28 September 2021 vote in the Congress
| Party | Voted for | Voted against | Abstained | Absent (Did not vote) |
| National Regeneration Movement | 6 Luis Chávez Zepeda; Linda Cobos Castro; Edgar Gasca Arceo; Julio Montenegro Aguilar; Paula Pech Vázquez; María Torres Gómez; | – | – | 3 Erika Castillo Acosta; Euterpe Gutiérrez Valasis; Maria Trejo Quijano; |
| Ecologist Green Party of Mexico | 1 Tyara Schleske de Ariño; | – | 2 Erick Miranda García; Judith Rodríguez Villanueva; | 1 José Ruíz de Chávez; |
| National Action Party | 2 Reyna Durán Ovando; Aurora Pool Cauich; | – | 1 Kira Iris San; | 1 Eduardo Martínez Arcila; |
| Party of the Democratic Revolution | 2 Ana Pamplona Ramírez; Iris Mora Vallejo; | – | – | 1 Pedro Pérez Díaz; |
| Labor Party | 2 Roberto Erales Jiménez; Hernán Villatoro Barrios; | – | – | – |
| Authentic Social Movement | 1 José Guillén López; | – | – | – |
| Citizens' Movement | – | – | – | 1 Chanito Toledo Medina; |
| Institutional Revolutionary Party | 1 Carlos Hernández Blanco; | – | – | – |
| Total | 15 | 0 | 3 | 7 |
| 60.0% | 0.0% | 12.0% | 28.0% |

In January 2018, a married same-sex couple in Puerto Morelos were granted the right to register their child. In April 2018, with the help of the State Human Rights Commission, a same-sex couple in Cancún were also allowed to register their newborn son. According to 2021 statistics from the civil registry, about 30 to 40 lesbian couples register their children in the state every year.

==Native Mexicans==
While many Indigenous cultures historically practiced polygamy to some extent, there are no records of same-sex marriages being performed in these cultures in the way they are commonly defined in Western legal systems. However, many Indigenous communities recognize identities and relationships that may be placed on the LGBT spectrum. The Yucatec Maya recognized certain forms of institutionalised same-sex relations. Some shamans engaged in homosexual acts with their patients, and priests engaged in ritualized homosexual acts with their gods. Anthropologist Walter Lee Williams wrote with respect to the Yucatec Maya: "After my arrival in Yucatán, I soon learned that the society provides a de facto acceptance of same-sex relations for males. It did not take long to establish contacts, and my informants suggested that a large majority of the male population is at certain times sexually active with other males. This usually occurs in the years between thirteen and thirty, when sexual desire is strongest, but it also involves men older than that. Marriage to a woman does not seem to have much effect on the occurrence and amount of homosexual behavior." Carvings, rituals and stories were explicit about sexual diversity.

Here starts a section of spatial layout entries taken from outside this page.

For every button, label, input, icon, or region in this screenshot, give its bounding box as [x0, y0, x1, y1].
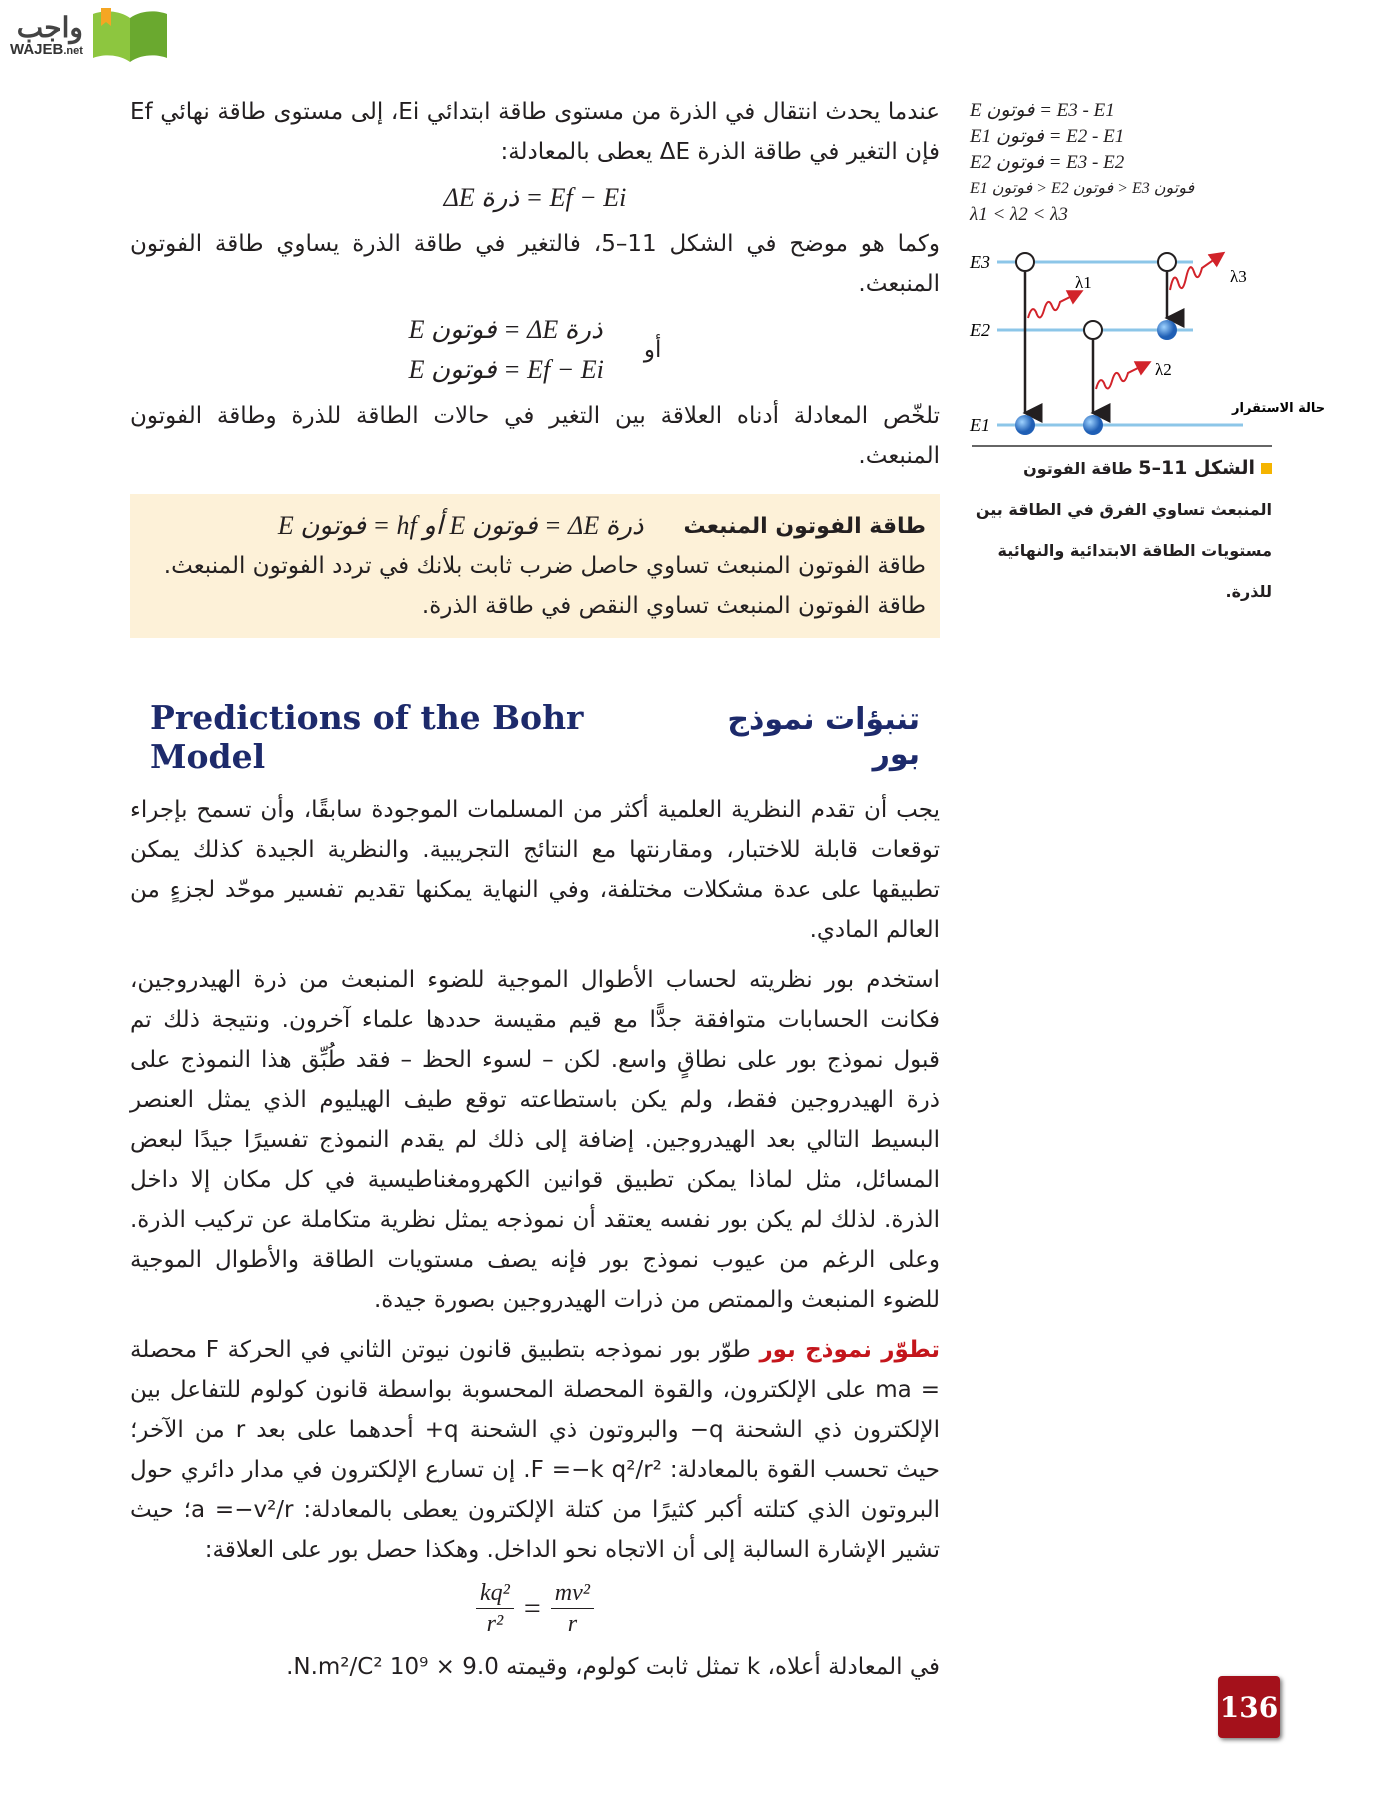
energy-level-diagram: [960, 240, 1326, 450]
box-line-1: طاقة الفوتون المنبعث تساوي حاصل ضرب ثابت بلانك في تردد الفوتون المنبعث.: [163, 553, 926, 579]
body-paragraph-1: يجب أن تقدم النظرية العلمية أكثر من المسلمات الموجودة سابقًا، وأن تسمح بإجراء توقعات قابلة للاختبار، ومقارنتها مع النتائج التجريبية. والنظرية الجيدة كذلك يمكن تطبيقها على عدة مشكلات مختلفة، وفي النهاية يمكنها تقديم تفسير موحّد لجزءٍ من العالم المادي.: [130, 797, 940, 943]
lambda-3-label: λ3: [1230, 267, 1247, 286]
logo-arabic: واجب: [16, 11, 83, 43]
level-e3-label: E3: [970, 252, 990, 272]
caption-marker-icon: [1261, 463, 1272, 474]
bohr-model-lead: تطوّر نموذج بور: [759, 1337, 940, 1363]
key-equation-box: [130, 494, 940, 638]
intro-paragraph-3: تلخّص المعادلة أدناه العلاقة بين التغير في حالات الطاقة للذرة وطاقة الفوتون المنبعث.: [130, 403, 940, 469]
figure-equations: E فوتون = E3 - E1 E1 فوتون = E2 - E1 E2 فوتون = E3 - E2 E1 فوتون > E2 فوتون > E3 فوتون λ1 < λ2 < λ3: [970, 100, 1195, 225]
electron-final-2: [1083, 415, 1103, 435]
level-e2-label: E2: [970, 320, 990, 340]
photon-wave-2: [1096, 363, 1148, 389]
intro-paragraph-2: وكما هو موضح في الشكل 11–5، فالتغير في طاقة الذرة يساوي طاقة الفوتون المنبعث.: [130, 231, 940, 297]
caption-divider: [972, 445, 1272, 447]
lambda-1-label: λ1: [1075, 273, 1092, 292]
wajeb-logo[interactable]: [10, 6, 171, 64]
ground-state-label: حالة الاستقرار: [1232, 401, 1326, 416]
equation-photon-1: E فوتون = ΔE ذرة: [408, 315, 603, 344]
section-title-arabic: تنبؤات نموذج بور: [727, 702, 920, 772]
bohr-equation: $\frac{\text{kq²}}{\text{r²}}$ = $\frac{\text{mv²}}{r}$: [130, 1578, 940, 1639]
section-title-english: Predictions of the Bohr Model: [150, 698, 584, 776]
main-column: [130, 92, 940, 1687]
electron-initial-1: [1016, 253, 1034, 271]
level-e1-label: E1: [970, 415, 990, 435]
lambda-2-label: λ2: [1155, 360, 1172, 379]
page-number: 136: [1218, 1676, 1280, 1738]
body-paragraph-2: استخدم بور نظريته لحساب الأطوال الموجية للضوء المنبعث من ذرة الهيدروجين، فكانت الحسابات متوافقة جدًّا مع قيم مقيسة حددها علماء آخرون. ونتيجة ذلك تم قبول نموذج بور على نطاقٍ واسع. لكن – لسوء الحظ – فقد طُبِّق هذا النموذج على ذرة الهيدروجين فقط، ولم يكن باستطاعته توقع طيف الهيليوم الذي يمثل العنصر البسيط التالي بعد الهيدروجين. إضافة إلى ذلك لم يقدم النموذج تفسيرًا جيدًا لبعض المسائل، مثل لماذا يمكن تطبيق قوانين الكهرومغناطيسية في كل مكان إلا داخل الذرة. لذلك لم يكن بور نفسه يعتقد أن نموذجه يمثل نظرية متكاملة عن تركيب الذرة. وعلى الرغم من عيوب نموذج بور فإنه يصف مستويات الطاقة والأطوال الموجية للضوء المنبعث والممتص من ذرات الهيدروجين بصورة جيدة.: [130, 967, 940, 1313]
intro-paragraph-1: عندما يحدث انتقال في الذرة من مستوى طاقة ابتدائي Ei، إلى مستوى طاقة نهائي Ef فإن التغير في طاقة الذرة ΔE يعطى بالمعادلة:: [130, 99, 940, 165]
body-paragraph-3: تطوّر نموذج بور طوّر بور نموذجه بتطبيق قانون نيوتن الثاني في الحركة F محصلة = ma على الإلكترون، والقوة المحصلة المحسوبة بواسطة قانون كولوم للتفاعل بين الإلكترون ذي الشحنة q− والبروتون ذي الشحنة q+ أحدهما على بعد r من الآخر؛ حيث تحسب القوة بالمعادلة: F =−k q²/r². إن تسارع الإلكترون في مدار دائري حول البروتون الذي كتلته أكبر كثيرًا من كتلة الإلكترون يعطى بالمعادلة: a =−v²/r؛ حيث تشير الإشارة السالبة إلى أن الاتجاه نحو الداخل. وهكذا حصل بور على العلاقة:: [130, 1337, 941, 1563]
box-equation: E فوتون = hf أو E فوتون = ΔE ذرة: [277, 511, 644, 540]
book-icon: [89, 6, 171, 64]
equation-photon-2: E فوتون = Ef − Ei: [408, 355, 604, 384]
or-label: أو: [643, 337, 662, 363]
figure-caption: الشكل 11–5 طاقة الفوتون المنبعث تساوي الفرق في الطاقة بين مستويات الطاقة الابتدائية والنهائية للذرة.: [975, 457, 1272, 601]
photon-wave-1: [1028, 292, 1080, 318]
logo-latin: WAJEB: [10, 40, 64, 58]
box-line-2: طاقة الفوتون المنبعث تساوي النقص في طاقة الذرة.: [421, 593, 926, 619]
coulomb-constant-line: في المعادلة أعلاه، k تمثل ثابت كولوم، وقيمته 9.0 × 10⁹ N.m²/C².: [286, 1654, 940, 1680]
logo-suffix: .net: [63, 44, 83, 57]
electron-initial-3: [1158, 253, 1176, 271]
photon-wave-3: [1170, 254, 1222, 290]
electron-final-3: [1157, 320, 1177, 340]
equation-delta-e: ΔE ذرة = Ef − Ei: [443, 183, 627, 212]
box-title: طاقة الفوتون المنبعث: [683, 513, 926, 539]
electron-final-1: [1015, 415, 1035, 435]
electron-initial-2: [1084, 321, 1102, 339]
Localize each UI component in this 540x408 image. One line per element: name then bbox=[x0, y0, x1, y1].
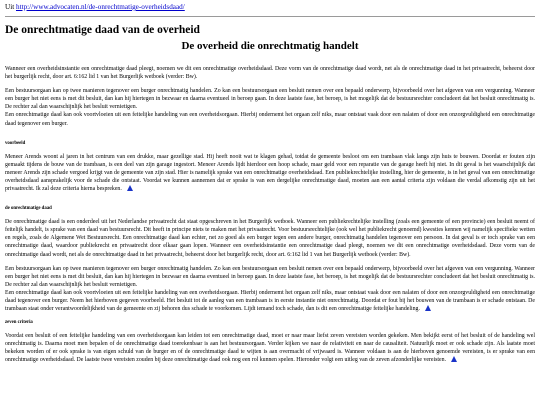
intro-paragraph: Een bestuursorgaan kan op twee manieren tegenover een burger onrechtmatig handelen. Zo kan een bestuursorgaan een besluit nemen over een bepaald onderwerp, bijvoorbeeld over het afgeven van een vergunning. Wanneer een burger het niet eens is met dit besluit, dan kan hij hiertegen in bezwaar en daarna eventueel in beroep gaan. In deze laatste fase, het beroep, is het mogelijk dat de bestuursrechter concludeert dat het besluit onrechtmatig is. De rechter zal dan waarschijnlijk het besluit vernietigen. bbox=[5, 88, 535, 111]
intro-paragraph: Een onrechtmatige daad kan ook voortvloeien uit een feitelijke handeling van een overheidsorgaan. Hierbij ondernemt het orgaan zelf niks, maar ontstaat vaak door een nalaten of door een onzorgvuldigheid een onrechtmatige daad tegenover een burger. bbox=[5, 112, 535, 127]
section-heading-zeven-criteria: zeven criteria bbox=[5, 320, 33, 326]
example-paragraph bbox=[5, 153, 535, 193]
body-paragraph: Een bestuursorgaan kan op twee manieren tegenover een burger onrechtmatig handelen. Zo kan een bestuursorgaan een besluit nemen over een bepaald onderwerp, bijvoorbeeld over het afgeven van een vergunning. Wanneer een burger het niet eens is met dit besluit, dan kan hij hiertegen in bezwaar en daarna eventueel in beroep gaan. In deze laatste fase, het beroep, is het mogelijk dat de bestuursrechter concludeert dat het besluit onrechtmatig is. De rechter zal dan waarschijnlijk het besluit vernietigen. bbox=[5, 265, 535, 288]
source-line bbox=[5, 3, 535, 12]
up-triangle-icon[interactable] bbox=[425, 305, 431, 311]
body-text: Een onrechtmatige daad kan ook voortvloeien uit een feitelijke handeling van een overheidsorgaan. Hierbij ondernemt het orgaan zelf niks, maar ontstaat vaak door een nalaten of door een onzorgvuldigheid een onrechtmatige daad tegenover een burger. Neem het hierboven gegeven voorbeeld. Het besluit tot de aanleg van een trambaan is in eerste instantie niet onrechtmatig. Doordat er fout bij het bouwen van de trambaan is er schade ontstaan. De trambaan staat onder verantwoordelijkheid van de gemeente en zij behoren dus schade te voorkomen. Lijdt iemand toch schade, dan is dit een onrechtmatige feitelijke handeling. bbox=[5, 289, 535, 313]
document-page bbox=[0, 3, 540, 365]
page-subtitle: De overheid die onrechtmatig handelt bbox=[181, 40, 359, 52]
source-prefix: Uit bbox=[5, 3, 16, 11]
source-link[interactable]: http://www.advocaten.nl/de-onrechtmatige-overheidsdaad/ bbox=[15, 3, 185, 11]
page-title: De onrechtmatige daad van de overheid bbox=[5, 24, 200, 36]
up-triangle-icon[interactable] bbox=[127, 185, 133, 191]
section-heading-voorbeeld: voorbeeld bbox=[5, 140, 26, 146]
criteria-text: Voordat een besluit of een feitelijke handeling van een overheidsorgaan kan leiden tot een onrechtmatige daad, moet er naar maar liefst zeven vereisten worden gekeken. Men bekijkt eerst of het besluit of de handeling wel onrechtmatig is. Daarna moet men bepalen of de onrechtmatige daad toerekenbaar is aan het bestuursorgaan. Verder kijken we naar de relativiteit en naar de causaliteit. Natuurlijk moet er ook schade zijn. Als laatste moet bekeken worden of er ook sprake is van eigen schuld van de burger en of de onrechtmatige daad te wijten is aan overmacht of vrijwaard is. Wanneer voldaan is aan de hierboven genoemde vereisten, is er sprake van een onrechtmatige overheidsdaad. De laatste twee vereisten zouden bij deze onrechtmatige daad ook nog een rol kunnen spelen. Hieronder volgt een uitleg van de zeven afzonderlijke vereisten. bbox=[5, 333, 535, 364]
body-paragraph: De onrechtmatige daad is een onderdeel uit het Nederlandse privaatrecht dat staat opgeschreven in het Burgerlijk wetboek. Wanneer een publiekrechtelijke instelling (zoals een gemeente of een provincie) een besluit neemt of feitelijk handelt, is sprake van een daad van bestuursrecht. Dit heeft in principe niets te maken met het privaatrecht. Voor bestuursrechtelijke (ook wel het publiekrecht genoemd) kwesties kennen wij namelijk specifieke wetten en regels, zoals de Algemene Wet Bestuursrecht. Een onrechtmatige daad kan echter, net zo goed als een burger tegen een andere burger, onrechtmatig handelen tegenover een persoon. In dat geval is er toch sprake van een onrechtmatige daad, waardoor publiekrecht en privaatrecht door elkaar gaan lopen. Wanneer een overheidsinstantie een onrechtmatige daad pleegt, noemen we dit een onrechtmatige overheidsdaad. Deze vorm van de onrechtmatige daad wordt, net als de onrechtmatige daad in het privaatrecht, beheerst door het burgerlijk recht, door art. 6:162 lid 1 van het Burgerlijk wetboek (verder: Bw). bbox=[5, 219, 535, 258]
intro-paragraph: Wanneer een overheidsinstantie een onrechtmatige daad pleegt, noemen we dit een onrechtmatige overheidsdaad. Deze vorm van de onrechtmatige daad wordt, net als de onrechtmatige daad in het privaatrecht, beheerst door het burgerlijk recht, door art. 6:162 lid 1 van het Burgerlijk wetboek (verder: Bw). bbox=[5, 66, 535, 81]
criteria-paragraph bbox=[5, 332, 535, 364]
up-triangle-icon[interactable] bbox=[451, 356, 457, 362]
body-paragraph bbox=[5, 289, 535, 313]
horizontal-rule bbox=[5, 16, 535, 17]
example-text: Meneer Arends woont al jaren in het centrum van een drukke, maar gezellige stad. Hij heeft nooit wat te klagen gehad, totdat de gemeente besloot om een trambaan vlak langs zijn huis te bouwen. Doordat er fouten zijn gemaakt tijdens de bouw van de trambaan, is een deel van zijn garage ingestort. Meneer Arends lijdt hierdoor een hoop schade, maar geld voor een reparatie van de garage heeft hij niet. In dit geval is het waarschijnlijk dat meneer Arends zijn schade vergoed krijgt van de gemeente van zijn stad. Hier is namelijk sprake van een onrechtmatige overheidsdaad. Een publiekrechtelijke instelling, hier de gemeente, is in het geval van een onrechtmatige overheidsdaad aansprakelijk voor de schade die ontstaat. Voordat we kunnen aannemen dat er sprake is van een dergelijke onrechtmatige daad, moeten aan een aantal criteria zijn voldaan die verdal afkomstig zijn uit het privaatrecht. Ik zal deze criteria hierna bespreken. bbox=[5, 153, 535, 193]
section-heading-onrechtmatige-daad: de onrechtmatige daad bbox=[5, 206, 52, 212]
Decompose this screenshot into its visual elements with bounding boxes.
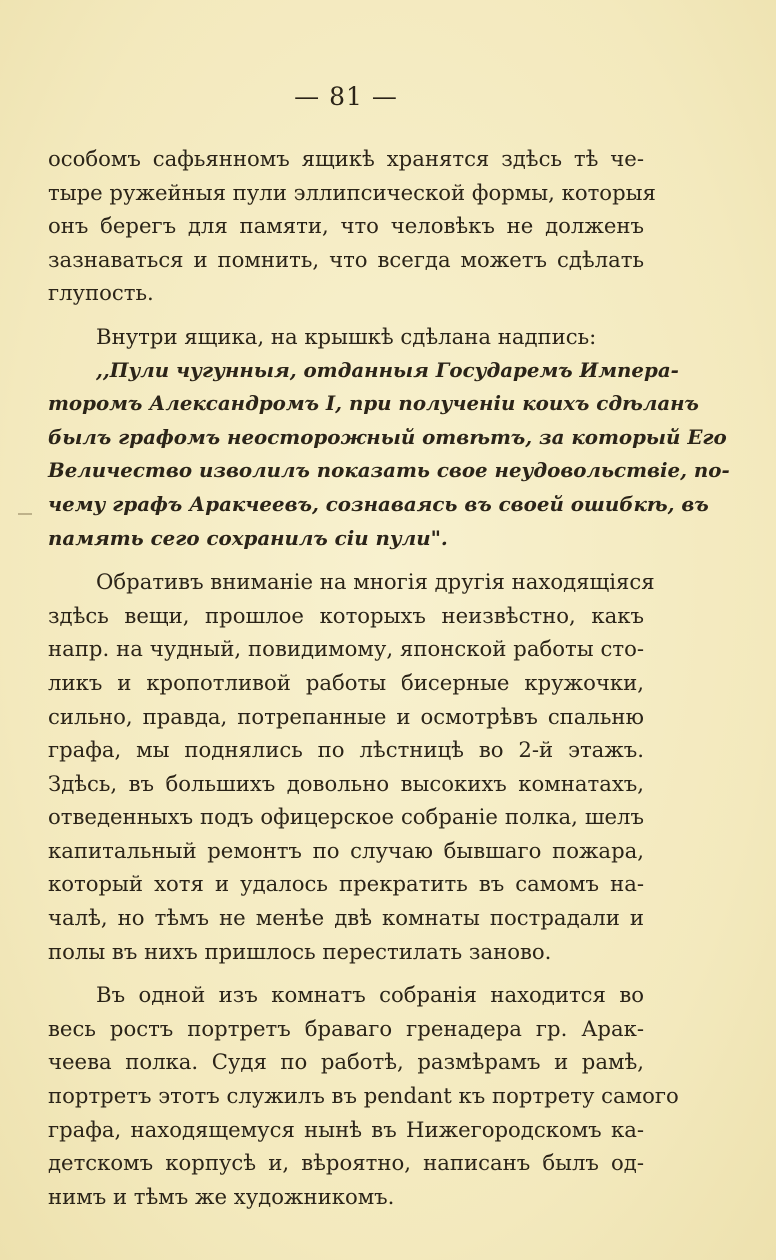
paragraph-5	[48, 978, 679, 1213]
paragraph-2	[48, 320, 644, 354]
text-line: портретъ этотъ служилъ въ pendant къ портрету самого	[48, 1083, 679, 1109]
text-line: ликъ и кропотливой работы бисерные кружочки,	[48, 669, 644, 695]
text-line: онъ берегъ для памяти, что человѣкъ не долженъ	[48, 213, 644, 239]
text-line: отведенныхъ подъ офицерское собраніе полка, шелъ	[48, 804, 644, 830]
paragraph-4	[48, 565, 655, 968]
text-line: Обративъ вниманіе на многія другія находящіяся	[96, 569, 655, 595]
text-line: здѣсь вещи, прошлое которыхъ неизвѣстно, какъ	[48, 602, 644, 628]
quote-line: торомъ Александромъ I, при полученіи коихъ сдѣланъ	[48, 391, 699, 416]
text-line: сильно, правда, потрепанные и осмотрѣвъ спальню	[48, 703, 644, 729]
text-line: детскомъ корпусѣ и, вѣроятно, написанъ былъ од-	[48, 1150, 644, 1176]
paragraph-1	[48, 142, 656, 310]
page-text	[48, 142, 730, 1213]
text-line: полы въ нихъ пришлось перестилать заново.	[48, 938, 552, 964]
quote-line: Величество изволилъ показать свое неудовольствіе, по-	[48, 458, 730, 483]
text-line: Внутри ящика, на крышкѣ сдѣлана надпись:	[96, 323, 597, 349]
page-number: — 81 —	[294, 82, 398, 111]
text-line: особомъ сафьянномъ ящикѣ хранятся здѣсь тѣ че-	[48, 146, 644, 171]
text-line: тыре ружейныя пули эллипсической формы, которыя	[48, 179, 656, 205]
text-line: нимъ и тѣмъ же художникомъ.	[48, 1183, 395, 1209]
text-line: зазнаваться и помнить, что всегда можетъ сдѣлать	[48, 246, 644, 272]
inscription-quote	[48, 354, 730, 556]
book-page	[48, 70, 730, 1213]
text-line: который хотя и удалось прекратить въ самомъ на-	[48, 871, 644, 897]
text-line: графа, мы поднялись по лѣстницѣ во 2-й этажъ.	[48, 737, 644, 763]
text-line: чалѣ, но тѣмъ не менѣе двѣ комнаты пострадали и	[48, 905, 644, 931]
text-line: графа, находящемуся нынѣ въ Нижегородскомъ ка-	[48, 1116, 644, 1142]
text-line: глупость.	[48, 280, 154, 306]
quote-line: чему графъ Аракчеевъ, сознаваясь въ своей ошибкѣ, въ	[48, 491, 709, 516]
quote-line: ,,Пули чугунныя, отданныя Государемъ Импера-	[96, 357, 679, 382]
text-line: напр. на чудный, повидимому, японской работы сто-	[48, 636, 644, 662]
text-line: Въ одной изъ комнатъ собранія находится во	[96, 982, 644, 1008]
margin-mark	[18, 513, 32, 515]
text-line: капитальный ремонтъ по случаю бывшаго пожара,	[48, 837, 644, 863]
text-line: Здѣсь, въ большихъ довольно высокихъ комнатахъ,	[48, 770, 644, 796]
quote-line: память сего сохранилъ сіи пули".	[48, 525, 448, 550]
text-line: весь ростъ портретъ браваго гренадера гр. Арак-	[48, 1015, 644, 1041]
quote-line: былъ графомъ неосторожный отвѣтъ, за который Его	[48, 424, 727, 449]
text-line: чеева полка. Судя по работѣ, размѣрамъ и рамѣ,	[48, 1049, 644, 1075]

The first Mayan same-sex marriage was performed in Kantunilkín in October 2022 between Lidia Holi Poot and Lizbet García Domínguez. The couple held a civil marriage ceremony as well as a traditional Mayan ceremony officiated by two priests.

==Marriage statistics==
As of mid-December 2014, officials announced that 14 same-sex marriages had been performed in Quintana Roo. The National Institute of Statistics and Geography reported that 163 same-sex marriages were performed in 2018, of which 96 (59%) were between two women and 67 (41%) between two men. According to data from the civil registry, most same-sex marriages in 2018 took place in the northern parts of the state, particularly in the municipalities of Benito Juárez, Solidaridad, Cozumel, Puerto Morelos, Isla Mujeres and Tulum, but also Bacalar in the south. From January to August 2018, three same-sex marriages were performed in Othón P. Blanco Municipality, while only one occurred in José María Morelos Municipality.

Data from the civil registry showed that 277 and 210 same-sex marriages were performed in Quintana Roo in 2019 and 2020, respectively, with most being between two men.

==Public opinion==
A 2017 opinion poll conducted by the Strategic Communication Office (Gabinete de Comunicación Estratégica) found that 56% of Quintana Roo residents supported same-sex marriage, while 37.5% were opposed. According to a 2018 survey by the National Institute of Statistics and Geography, 38% of the Quintana Roo public opposed same-sex marriage.